- East Noel Location in Nova Scotia
- Coordinates: 45°18′14″N 63°42′11″W﻿ / ﻿45.30389°N 63.70306°W
- Country: Canada
- Province: Nova Scotia
- County: Hants County
- Municipality: East Hants Municipality
- Elevation: 10–60 m (33–197 ft)
- Time zone: UTC-4 (AST)
- • Summer (DST): UTC-3 (ADT)
- Canadian Postal Code: B0N
- Area code: 902
- Telephone Exchange: 883
- NTS Map: 011E05
- GNBC Code: CAKUW

= East Noel, Nova Scotia =

Community in Nova Scotia, Canada

East Noel is an unincorporated community in the Canadian province of Nova Scotia, located in East Hants Municipality in Hants County. The community is sometimes referred to as Densmores Mills, a locality within East Noel.

==History==
===Acadians===

East Noel may have been Vil Robere - first settled by the Robert Henry family. Dwellings marked on contemporaneous maps suggest that the village around the Noel Bay was much larger than any other along the shore. These maps suggest that around the Noel Bay there may have been two villages - Vil Noel to the west and Vil Robere to the east in present-day East Noel. The fact that Vil Robere was the first village established might lend itself to the strong possibility that Noel Doiron would likely have joined his brother-in-law in the Noel Bay, which also suggests that Vil Robere is East Noel.

Alternatively, there is evidence to suggest that Vil Robere is Selma, Nova Scotia.
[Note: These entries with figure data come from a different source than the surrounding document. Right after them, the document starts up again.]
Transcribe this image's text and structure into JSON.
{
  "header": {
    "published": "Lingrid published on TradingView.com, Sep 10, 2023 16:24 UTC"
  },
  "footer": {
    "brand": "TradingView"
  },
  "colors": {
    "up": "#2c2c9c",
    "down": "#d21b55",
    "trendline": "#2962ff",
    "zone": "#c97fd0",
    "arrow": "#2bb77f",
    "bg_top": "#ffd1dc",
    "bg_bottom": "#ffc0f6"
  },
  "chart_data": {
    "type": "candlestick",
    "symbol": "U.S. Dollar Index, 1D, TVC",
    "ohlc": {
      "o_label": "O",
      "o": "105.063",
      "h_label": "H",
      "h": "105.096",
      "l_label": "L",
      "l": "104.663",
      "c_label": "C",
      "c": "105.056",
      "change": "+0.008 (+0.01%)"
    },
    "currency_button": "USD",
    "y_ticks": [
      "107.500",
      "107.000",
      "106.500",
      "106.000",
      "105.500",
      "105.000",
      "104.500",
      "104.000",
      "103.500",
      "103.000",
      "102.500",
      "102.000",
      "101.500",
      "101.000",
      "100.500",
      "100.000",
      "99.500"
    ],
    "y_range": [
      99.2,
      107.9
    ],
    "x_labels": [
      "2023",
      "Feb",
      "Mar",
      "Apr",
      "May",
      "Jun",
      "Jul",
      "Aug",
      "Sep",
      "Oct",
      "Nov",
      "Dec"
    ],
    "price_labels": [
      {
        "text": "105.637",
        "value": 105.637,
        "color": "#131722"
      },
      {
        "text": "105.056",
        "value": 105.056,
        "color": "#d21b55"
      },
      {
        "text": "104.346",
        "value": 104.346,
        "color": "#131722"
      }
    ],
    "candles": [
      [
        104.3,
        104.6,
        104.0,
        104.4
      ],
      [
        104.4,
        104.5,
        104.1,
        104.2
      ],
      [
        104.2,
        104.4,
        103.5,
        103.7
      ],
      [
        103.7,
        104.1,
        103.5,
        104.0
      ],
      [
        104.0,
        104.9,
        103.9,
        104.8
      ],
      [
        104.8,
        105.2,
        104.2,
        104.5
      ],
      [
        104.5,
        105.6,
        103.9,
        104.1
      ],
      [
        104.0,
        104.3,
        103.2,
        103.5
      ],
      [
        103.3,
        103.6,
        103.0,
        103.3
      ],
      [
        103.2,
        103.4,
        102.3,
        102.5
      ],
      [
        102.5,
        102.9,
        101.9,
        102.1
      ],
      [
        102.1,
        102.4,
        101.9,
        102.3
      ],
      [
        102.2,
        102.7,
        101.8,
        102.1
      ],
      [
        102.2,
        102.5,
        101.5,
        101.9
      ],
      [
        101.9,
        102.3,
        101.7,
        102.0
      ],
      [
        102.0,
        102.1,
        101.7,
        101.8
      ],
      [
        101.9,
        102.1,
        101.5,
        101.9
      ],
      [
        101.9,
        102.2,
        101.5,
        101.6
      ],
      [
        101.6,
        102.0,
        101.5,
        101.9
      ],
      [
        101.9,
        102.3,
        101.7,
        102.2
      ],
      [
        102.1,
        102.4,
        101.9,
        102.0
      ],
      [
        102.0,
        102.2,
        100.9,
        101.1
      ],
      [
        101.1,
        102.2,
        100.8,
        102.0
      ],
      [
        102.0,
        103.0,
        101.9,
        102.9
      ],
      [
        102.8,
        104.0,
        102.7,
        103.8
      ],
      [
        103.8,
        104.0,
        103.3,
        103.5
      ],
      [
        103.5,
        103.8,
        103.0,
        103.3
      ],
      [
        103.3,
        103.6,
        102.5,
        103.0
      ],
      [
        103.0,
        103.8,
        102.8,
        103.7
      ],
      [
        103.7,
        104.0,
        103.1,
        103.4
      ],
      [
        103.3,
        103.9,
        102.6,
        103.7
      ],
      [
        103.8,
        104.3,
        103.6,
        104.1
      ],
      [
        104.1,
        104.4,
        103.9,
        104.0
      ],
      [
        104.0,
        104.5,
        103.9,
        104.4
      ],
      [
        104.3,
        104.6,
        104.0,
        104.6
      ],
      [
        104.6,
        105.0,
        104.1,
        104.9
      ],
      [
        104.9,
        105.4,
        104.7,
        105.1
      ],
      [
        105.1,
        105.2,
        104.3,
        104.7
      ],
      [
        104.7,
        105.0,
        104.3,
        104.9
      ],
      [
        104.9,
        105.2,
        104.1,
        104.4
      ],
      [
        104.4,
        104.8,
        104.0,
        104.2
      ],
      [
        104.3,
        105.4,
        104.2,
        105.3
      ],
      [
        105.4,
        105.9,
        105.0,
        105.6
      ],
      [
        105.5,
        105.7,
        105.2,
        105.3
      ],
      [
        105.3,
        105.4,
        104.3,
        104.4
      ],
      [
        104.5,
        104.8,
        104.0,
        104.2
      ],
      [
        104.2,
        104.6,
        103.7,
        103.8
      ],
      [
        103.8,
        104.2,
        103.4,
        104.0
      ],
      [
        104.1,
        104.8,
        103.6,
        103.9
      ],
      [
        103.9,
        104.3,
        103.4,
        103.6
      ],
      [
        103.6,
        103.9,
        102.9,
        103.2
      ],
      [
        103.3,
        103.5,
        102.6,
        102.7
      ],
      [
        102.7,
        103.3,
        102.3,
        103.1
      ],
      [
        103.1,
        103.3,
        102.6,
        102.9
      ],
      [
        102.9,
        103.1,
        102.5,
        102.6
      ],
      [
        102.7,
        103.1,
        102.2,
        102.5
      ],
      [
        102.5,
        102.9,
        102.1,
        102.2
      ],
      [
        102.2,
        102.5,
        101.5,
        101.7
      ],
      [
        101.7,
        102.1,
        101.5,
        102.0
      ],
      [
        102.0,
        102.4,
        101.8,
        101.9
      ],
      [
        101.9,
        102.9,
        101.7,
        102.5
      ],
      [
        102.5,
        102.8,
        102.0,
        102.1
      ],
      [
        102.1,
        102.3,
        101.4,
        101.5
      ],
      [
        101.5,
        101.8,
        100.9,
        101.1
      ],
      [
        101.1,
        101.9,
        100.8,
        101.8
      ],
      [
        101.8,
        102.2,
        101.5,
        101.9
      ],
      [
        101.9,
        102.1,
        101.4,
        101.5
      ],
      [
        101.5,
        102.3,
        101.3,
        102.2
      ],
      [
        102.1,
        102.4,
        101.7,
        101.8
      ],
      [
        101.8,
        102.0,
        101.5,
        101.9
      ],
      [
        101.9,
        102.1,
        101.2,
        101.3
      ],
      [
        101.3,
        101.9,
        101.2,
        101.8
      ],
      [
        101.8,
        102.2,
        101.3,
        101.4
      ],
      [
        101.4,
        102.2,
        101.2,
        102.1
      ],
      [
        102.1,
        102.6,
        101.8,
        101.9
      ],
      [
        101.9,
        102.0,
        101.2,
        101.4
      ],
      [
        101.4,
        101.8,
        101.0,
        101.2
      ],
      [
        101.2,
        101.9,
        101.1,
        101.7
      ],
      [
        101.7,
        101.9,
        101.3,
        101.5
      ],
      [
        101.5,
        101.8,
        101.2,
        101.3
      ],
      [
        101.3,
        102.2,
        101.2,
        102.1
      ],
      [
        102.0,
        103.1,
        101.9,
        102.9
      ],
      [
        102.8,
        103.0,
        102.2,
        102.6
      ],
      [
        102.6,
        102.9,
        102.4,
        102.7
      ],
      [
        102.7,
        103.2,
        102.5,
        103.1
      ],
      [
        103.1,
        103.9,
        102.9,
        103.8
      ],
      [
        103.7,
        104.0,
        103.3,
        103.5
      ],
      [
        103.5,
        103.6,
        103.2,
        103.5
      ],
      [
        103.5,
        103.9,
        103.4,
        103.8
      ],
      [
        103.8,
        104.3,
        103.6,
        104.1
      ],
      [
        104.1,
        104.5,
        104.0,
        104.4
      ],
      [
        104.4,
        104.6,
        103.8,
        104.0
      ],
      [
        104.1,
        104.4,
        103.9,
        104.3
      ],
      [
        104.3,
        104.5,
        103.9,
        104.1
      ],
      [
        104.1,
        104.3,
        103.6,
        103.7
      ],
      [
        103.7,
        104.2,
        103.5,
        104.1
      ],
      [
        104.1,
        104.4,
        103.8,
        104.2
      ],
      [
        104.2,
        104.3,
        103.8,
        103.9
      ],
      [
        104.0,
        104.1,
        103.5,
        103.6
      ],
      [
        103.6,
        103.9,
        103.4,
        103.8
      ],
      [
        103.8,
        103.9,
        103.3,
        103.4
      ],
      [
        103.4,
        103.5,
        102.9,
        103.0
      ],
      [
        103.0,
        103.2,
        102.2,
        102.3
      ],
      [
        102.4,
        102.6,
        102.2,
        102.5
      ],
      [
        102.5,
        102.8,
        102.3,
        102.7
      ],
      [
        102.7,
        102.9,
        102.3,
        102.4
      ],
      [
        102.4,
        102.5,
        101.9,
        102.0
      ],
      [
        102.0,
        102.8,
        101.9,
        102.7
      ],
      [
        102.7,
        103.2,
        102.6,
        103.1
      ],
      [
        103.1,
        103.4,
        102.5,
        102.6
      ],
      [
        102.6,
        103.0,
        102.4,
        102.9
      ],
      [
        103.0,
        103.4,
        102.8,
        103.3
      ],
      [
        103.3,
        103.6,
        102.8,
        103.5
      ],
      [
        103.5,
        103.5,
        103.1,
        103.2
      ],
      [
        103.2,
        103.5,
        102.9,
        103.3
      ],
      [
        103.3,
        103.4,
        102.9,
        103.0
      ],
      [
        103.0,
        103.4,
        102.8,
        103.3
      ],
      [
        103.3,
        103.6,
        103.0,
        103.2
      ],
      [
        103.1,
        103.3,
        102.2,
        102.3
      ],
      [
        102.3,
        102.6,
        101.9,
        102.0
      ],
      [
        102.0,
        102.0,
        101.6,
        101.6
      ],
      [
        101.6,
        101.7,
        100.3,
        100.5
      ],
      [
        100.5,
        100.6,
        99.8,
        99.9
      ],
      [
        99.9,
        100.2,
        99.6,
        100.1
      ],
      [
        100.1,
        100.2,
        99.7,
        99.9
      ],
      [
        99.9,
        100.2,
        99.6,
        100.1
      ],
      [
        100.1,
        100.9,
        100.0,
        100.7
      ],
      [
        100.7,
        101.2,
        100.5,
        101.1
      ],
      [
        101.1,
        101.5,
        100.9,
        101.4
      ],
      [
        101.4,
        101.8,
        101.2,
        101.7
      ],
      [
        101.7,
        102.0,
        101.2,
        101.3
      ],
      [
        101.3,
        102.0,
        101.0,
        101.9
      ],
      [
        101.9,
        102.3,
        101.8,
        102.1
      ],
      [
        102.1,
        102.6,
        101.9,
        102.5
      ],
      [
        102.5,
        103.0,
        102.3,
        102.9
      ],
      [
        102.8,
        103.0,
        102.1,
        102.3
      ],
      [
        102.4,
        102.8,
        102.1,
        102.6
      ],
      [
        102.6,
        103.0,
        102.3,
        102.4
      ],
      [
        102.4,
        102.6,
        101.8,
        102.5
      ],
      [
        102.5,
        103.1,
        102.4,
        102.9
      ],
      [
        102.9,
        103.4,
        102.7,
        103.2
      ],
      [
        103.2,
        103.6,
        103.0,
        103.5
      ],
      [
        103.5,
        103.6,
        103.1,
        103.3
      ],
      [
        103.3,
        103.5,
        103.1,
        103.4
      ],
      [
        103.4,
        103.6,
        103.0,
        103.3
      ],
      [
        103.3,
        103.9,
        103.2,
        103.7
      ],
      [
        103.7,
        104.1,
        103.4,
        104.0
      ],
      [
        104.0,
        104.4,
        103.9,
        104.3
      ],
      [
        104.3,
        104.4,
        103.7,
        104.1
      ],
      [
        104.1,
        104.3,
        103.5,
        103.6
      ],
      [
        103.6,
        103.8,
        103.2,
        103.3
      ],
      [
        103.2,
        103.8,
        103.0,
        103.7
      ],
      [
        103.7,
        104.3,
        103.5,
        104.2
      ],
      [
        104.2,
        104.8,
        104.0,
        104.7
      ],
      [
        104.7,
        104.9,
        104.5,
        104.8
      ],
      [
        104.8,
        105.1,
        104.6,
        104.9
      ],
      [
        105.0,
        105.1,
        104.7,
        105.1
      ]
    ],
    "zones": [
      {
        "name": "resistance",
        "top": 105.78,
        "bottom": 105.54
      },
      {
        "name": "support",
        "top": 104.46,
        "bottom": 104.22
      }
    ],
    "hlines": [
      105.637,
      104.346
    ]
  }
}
===Ulster Scots (Irish)===

After the exodus of the Acadians, Francis Densmore was the first to settle the community on the east side of the Noel Bay twenty two years later (1772). The year prior, Timothy O'Brien has begun to settle the west side of the Noel Bay, now known as Noel. Francis and his wife Sarah had the following inscription written on their tombstone in East Noel: "Frank and Sarah were the first settlers of this place."